Wednesday, February 13, 2013

Giving up: A practice in surrender


I’m sitting in the Philly Airport. It’s loud here, and it smells funny—a mix of food, fuel, and industrial-strength air freshener. My eyes are burning. A few birds have made their way inside and are flying back and forth between the rafters and the floor to peck at discarded food. Soon I will be on another plane, going somewhere else.
Airport birds
I just spent 7 weeks watching my mind. There is a giving up required in this practice. We give up the desire to see anything in particular, to feel anything in particular, and, instead, we just see and feel. This giving up is in no way an act of weakness. It is an intelligent surrender that can wake us up to the natural flow of things; it can help us stop striving to have things our way. 

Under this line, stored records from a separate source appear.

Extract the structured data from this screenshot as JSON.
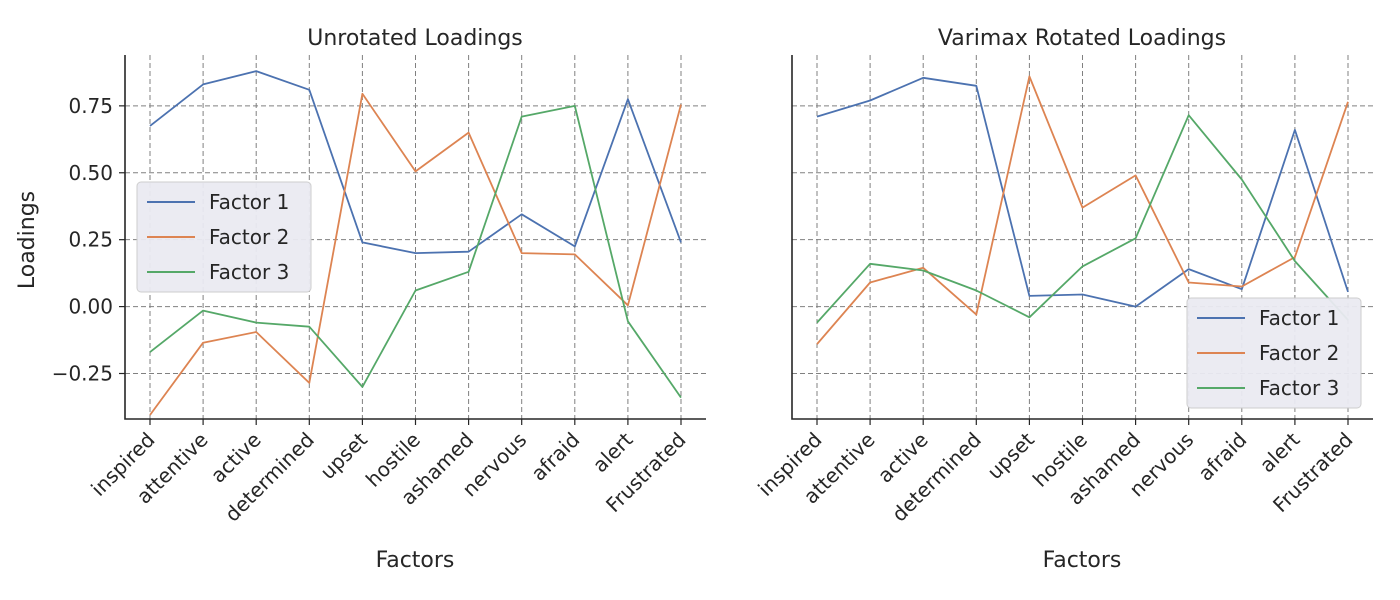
{
  "chart_data": [
    {
      "type": "line",
      "title": "Unrotated Loadings",
      "xlabel": "Factors",
      "ylabel": "Loadings",
      "categories": [
        "inspired",
        "attentive",
        "active",
        "determined",
        "upset",
        "hostile",
        "ashamed",
        "nervous",
        "afraid",
        "alert",
        "Frustrated"
      ],
      "ylim": [
        -0.42,
        0.94
      ],
      "yticks": [
        -0.25,
        0.0,
        0.25,
        0.5,
        0.75
      ],
      "ytick_labels": [
        "−0.25",
        "0.00",
        "0.25",
        "0.50",
        "0.75"
      ],
      "grid": true,
      "legend_position": "center-left",
      "series": [
        {
          "name": "Factor 1",
          "color": "#4c72b0",
          "values": [
            0.675,
            0.83,
            0.88,
            0.81,
            0.24,
            0.2,
            0.205,
            0.345,
            0.225,
            0.775,
            0.24
          ]
        },
        {
          "name": "Factor 2",
          "color": "#dd8452",
          "values": [
            -0.405,
            -0.135,
            -0.095,
            -0.285,
            0.795,
            0.505,
            0.65,
            0.2,
            0.195,
            0.005,
            0.755
          ]
        },
        {
          "name": "Factor 3",
          "color": "#55a868",
          "values": [
            -0.17,
            -0.015,
            -0.06,
            -0.075,
            -0.3,
            0.06,
            0.13,
            0.71,
            0.75,
            -0.055,
            -0.34
          ]
        }
      ]
    },
    {
      "type": "line",
      "title": "Varimax Rotated Loadings",
      "xlabel": "Factors",
      "ylabel": "",
      "categories": [
        "inspired",
        "attentive",
        "active",
        "determined",
        "upset",
        "hostile",
        "ashamed",
        "nervous",
        "afraid",
        "alert",
        "Frustrated"
      ],
      "ylim": [
        -0.42,
        0.94
      ],
      "grid": true,
      "legend_position": "lower-right",
      "series": [
        {
          "name": "Factor 1",
          "color": "#4c72b0",
          "values": [
            0.71,
            0.77,
            0.855,
            0.825,
            0.04,
            0.045,
            0.0,
            0.14,
            0.065,
            0.66,
            0.055
          ]
        },
        {
          "name": "Factor 2",
          "color": "#dd8452",
          "values": [
            -0.14,
            0.09,
            0.145,
            -0.03,
            0.86,
            0.37,
            0.49,
            0.09,
            0.075,
            0.185,
            0.765
          ]
        },
        {
          "name": "Factor 3",
          "color": "#55a868",
          "values": [
            -0.06,
            0.16,
            0.135,
            0.06,
            -0.04,
            0.15,
            0.255,
            0.715,
            0.475,
            0.17,
            -0.05
          ]
        }
      ]
    }
  ]
}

Have you ever been trying to open a jar, all the while twisting the lid in the wrong direction? Tightness is what happens when we grip things in our life in an effort to get them to go our way. Once we give up on that, and just sit still and take a look at this tightness, there is often a natural release. At the point of release, we can change course and move in a direction that opens.

This isn’t easy. Sometimes when we stop gripping and twisting, what we see is terribly painful, and in these moments, it may be necessary and intelligent to fly to a high rafter of safety and stay put. But little by little, in our own timing and in our own way, we may decide to come back down and examine the very scraps of our lives. We may find that even within our pain we can find nourishment.
Don't turn your head. Keep looking at the bandaged place.
That's where the Light enters you.
  -Rumi

Cheerful Shambhala Day always involves eating!